Biotech M&A Deal Looks Too Rich For Its Blood

Alexion Pharmaceuticals (ALXN) is either buying Portola Pharmaceuticals (PTLA) on the cheap at $1.4 billion, or paying a whopping premium – it all depends on your starting date. The deal means the $22 billion biotech snaps up a promising drug to reverse anticoagulants. The target has been on a downward slide for years, with the shares falling about 80% since the medication, Andexxa, was approved in 2018. But the buyer is shelling out a 132% premium based on Monday’s closing stock price. It’s more likely Alexion is overpaying.

Portola’s drug can reverse popular blood thinners already used by more than 16 million patients in the United States and Europe. That number is steadily growing. In perhaps 3% of patients, however, the result is too much bleeding. Andexxa costs tens of thousands of dollars per patient, so good traction in getting it used in these patients would create a blockbuster – and mean Alexion is acquiring a desirable asset on the cheap.

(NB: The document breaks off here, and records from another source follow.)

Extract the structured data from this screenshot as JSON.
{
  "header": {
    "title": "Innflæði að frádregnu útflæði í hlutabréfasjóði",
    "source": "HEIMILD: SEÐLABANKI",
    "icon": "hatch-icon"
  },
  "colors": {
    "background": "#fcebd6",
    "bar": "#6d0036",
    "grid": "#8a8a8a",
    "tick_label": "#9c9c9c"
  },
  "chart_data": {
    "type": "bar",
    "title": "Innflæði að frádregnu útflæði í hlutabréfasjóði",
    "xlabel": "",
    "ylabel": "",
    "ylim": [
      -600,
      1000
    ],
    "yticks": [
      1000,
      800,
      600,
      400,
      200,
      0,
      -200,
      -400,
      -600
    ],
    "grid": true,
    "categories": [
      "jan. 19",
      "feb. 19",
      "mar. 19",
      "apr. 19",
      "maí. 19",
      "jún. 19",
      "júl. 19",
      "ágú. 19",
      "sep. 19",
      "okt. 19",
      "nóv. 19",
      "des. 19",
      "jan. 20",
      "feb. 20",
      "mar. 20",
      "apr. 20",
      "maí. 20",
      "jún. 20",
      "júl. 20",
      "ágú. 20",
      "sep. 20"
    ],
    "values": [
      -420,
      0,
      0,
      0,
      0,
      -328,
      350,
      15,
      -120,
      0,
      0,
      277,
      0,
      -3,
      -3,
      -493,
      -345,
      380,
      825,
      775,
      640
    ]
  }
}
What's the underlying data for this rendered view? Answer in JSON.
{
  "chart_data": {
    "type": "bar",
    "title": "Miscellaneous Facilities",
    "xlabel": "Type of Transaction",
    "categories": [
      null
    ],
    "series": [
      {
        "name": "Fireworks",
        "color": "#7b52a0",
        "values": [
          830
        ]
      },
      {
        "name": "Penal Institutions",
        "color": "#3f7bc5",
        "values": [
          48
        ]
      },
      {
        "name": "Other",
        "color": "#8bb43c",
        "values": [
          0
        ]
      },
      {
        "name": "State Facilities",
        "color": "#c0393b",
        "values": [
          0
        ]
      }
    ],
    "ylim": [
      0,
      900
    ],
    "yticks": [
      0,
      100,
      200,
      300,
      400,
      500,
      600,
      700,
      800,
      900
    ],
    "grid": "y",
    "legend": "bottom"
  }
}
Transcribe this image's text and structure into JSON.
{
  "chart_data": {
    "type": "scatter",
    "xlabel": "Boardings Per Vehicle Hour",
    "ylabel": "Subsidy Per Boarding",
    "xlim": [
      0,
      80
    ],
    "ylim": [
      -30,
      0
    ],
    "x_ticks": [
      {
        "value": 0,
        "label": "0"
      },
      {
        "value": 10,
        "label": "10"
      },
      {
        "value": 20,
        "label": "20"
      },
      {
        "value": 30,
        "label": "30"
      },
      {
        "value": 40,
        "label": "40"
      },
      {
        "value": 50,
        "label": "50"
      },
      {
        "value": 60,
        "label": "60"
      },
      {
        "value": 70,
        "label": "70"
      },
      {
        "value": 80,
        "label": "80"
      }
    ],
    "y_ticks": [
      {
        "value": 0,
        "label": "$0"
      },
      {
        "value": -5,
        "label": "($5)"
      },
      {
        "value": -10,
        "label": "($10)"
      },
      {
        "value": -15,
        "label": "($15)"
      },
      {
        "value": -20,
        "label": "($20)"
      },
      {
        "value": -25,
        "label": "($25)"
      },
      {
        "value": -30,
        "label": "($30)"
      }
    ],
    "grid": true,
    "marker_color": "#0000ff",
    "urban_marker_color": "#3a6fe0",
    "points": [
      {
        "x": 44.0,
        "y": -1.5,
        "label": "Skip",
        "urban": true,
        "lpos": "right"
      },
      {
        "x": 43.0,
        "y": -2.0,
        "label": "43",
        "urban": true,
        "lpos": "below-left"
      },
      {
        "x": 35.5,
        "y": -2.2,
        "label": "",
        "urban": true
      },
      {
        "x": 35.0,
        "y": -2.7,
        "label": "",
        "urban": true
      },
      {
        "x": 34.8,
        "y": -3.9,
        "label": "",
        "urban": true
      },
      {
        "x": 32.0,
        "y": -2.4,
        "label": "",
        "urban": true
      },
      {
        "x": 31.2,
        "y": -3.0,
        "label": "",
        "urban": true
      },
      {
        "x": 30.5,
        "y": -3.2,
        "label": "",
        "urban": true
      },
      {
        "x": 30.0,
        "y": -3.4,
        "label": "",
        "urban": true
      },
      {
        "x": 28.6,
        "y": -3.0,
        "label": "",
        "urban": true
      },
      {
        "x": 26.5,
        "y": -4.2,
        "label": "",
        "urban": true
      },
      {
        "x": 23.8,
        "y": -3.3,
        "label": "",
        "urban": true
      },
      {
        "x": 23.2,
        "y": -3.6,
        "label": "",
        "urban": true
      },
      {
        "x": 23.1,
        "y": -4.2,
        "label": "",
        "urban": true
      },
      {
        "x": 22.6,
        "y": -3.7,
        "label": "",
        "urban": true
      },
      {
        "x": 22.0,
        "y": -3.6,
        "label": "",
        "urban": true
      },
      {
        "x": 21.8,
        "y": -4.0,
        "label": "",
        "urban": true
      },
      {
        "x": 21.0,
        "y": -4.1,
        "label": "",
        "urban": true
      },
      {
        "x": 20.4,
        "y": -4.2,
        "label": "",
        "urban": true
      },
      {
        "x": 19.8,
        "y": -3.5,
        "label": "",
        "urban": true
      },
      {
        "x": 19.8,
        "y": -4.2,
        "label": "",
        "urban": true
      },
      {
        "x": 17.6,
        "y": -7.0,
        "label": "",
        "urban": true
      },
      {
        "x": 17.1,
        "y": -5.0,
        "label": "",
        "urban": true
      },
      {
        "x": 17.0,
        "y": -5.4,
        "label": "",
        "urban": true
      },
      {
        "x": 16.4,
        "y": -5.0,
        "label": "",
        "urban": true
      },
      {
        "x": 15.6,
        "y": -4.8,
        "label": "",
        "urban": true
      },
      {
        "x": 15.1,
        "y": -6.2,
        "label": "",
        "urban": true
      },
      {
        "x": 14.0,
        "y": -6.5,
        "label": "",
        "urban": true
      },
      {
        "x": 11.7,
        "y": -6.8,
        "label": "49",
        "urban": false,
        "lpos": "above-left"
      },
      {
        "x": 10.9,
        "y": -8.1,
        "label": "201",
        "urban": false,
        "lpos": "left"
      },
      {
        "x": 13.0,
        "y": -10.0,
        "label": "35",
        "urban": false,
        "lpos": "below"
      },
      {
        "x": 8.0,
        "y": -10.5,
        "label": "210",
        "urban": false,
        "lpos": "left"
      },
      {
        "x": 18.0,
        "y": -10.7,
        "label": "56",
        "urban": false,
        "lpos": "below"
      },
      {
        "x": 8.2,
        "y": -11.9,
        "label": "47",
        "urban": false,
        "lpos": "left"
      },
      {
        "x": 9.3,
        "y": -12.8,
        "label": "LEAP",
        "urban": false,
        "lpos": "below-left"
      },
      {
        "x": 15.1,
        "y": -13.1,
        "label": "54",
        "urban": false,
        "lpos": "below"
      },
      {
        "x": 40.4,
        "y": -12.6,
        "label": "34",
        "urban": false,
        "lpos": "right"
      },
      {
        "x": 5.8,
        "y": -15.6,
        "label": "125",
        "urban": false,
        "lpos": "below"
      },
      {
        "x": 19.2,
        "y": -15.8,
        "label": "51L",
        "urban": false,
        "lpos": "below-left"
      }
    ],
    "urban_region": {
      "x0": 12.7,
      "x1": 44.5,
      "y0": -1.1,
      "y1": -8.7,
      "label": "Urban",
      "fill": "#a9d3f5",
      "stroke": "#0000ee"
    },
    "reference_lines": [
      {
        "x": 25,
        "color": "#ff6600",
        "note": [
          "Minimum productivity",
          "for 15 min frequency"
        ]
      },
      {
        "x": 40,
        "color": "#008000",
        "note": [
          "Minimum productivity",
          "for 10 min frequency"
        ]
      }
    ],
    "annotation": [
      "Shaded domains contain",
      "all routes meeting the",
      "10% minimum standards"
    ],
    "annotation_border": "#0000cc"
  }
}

Yet the drug’s $112 million of revenue last year looks distinctly underwhelming. Some of this was teething pains, as there were insufficient quantities available at first. Yet revenue fell between the third and fourth quarters as some hospitals curtailed use of the drug to control costs. That might imply hospitals will reserve it for only the most serious bleeds, which would make the overall market smaller than hoped.

Alexion is gambling it can do a better job selling the drug. The buyer is a bit of a curious fit – it focuses on selling orphan drugs for rare conditions at huge prices – but it does sell to the same customers, so perhaps it can use size to its advantage. The bigger problem is that the premium presupposes success. Investors aren’t confident: They knocked about $1 billion off Alexion’s market capitalization, equating to the entire premium and then some. The deal is already too rich for their blood.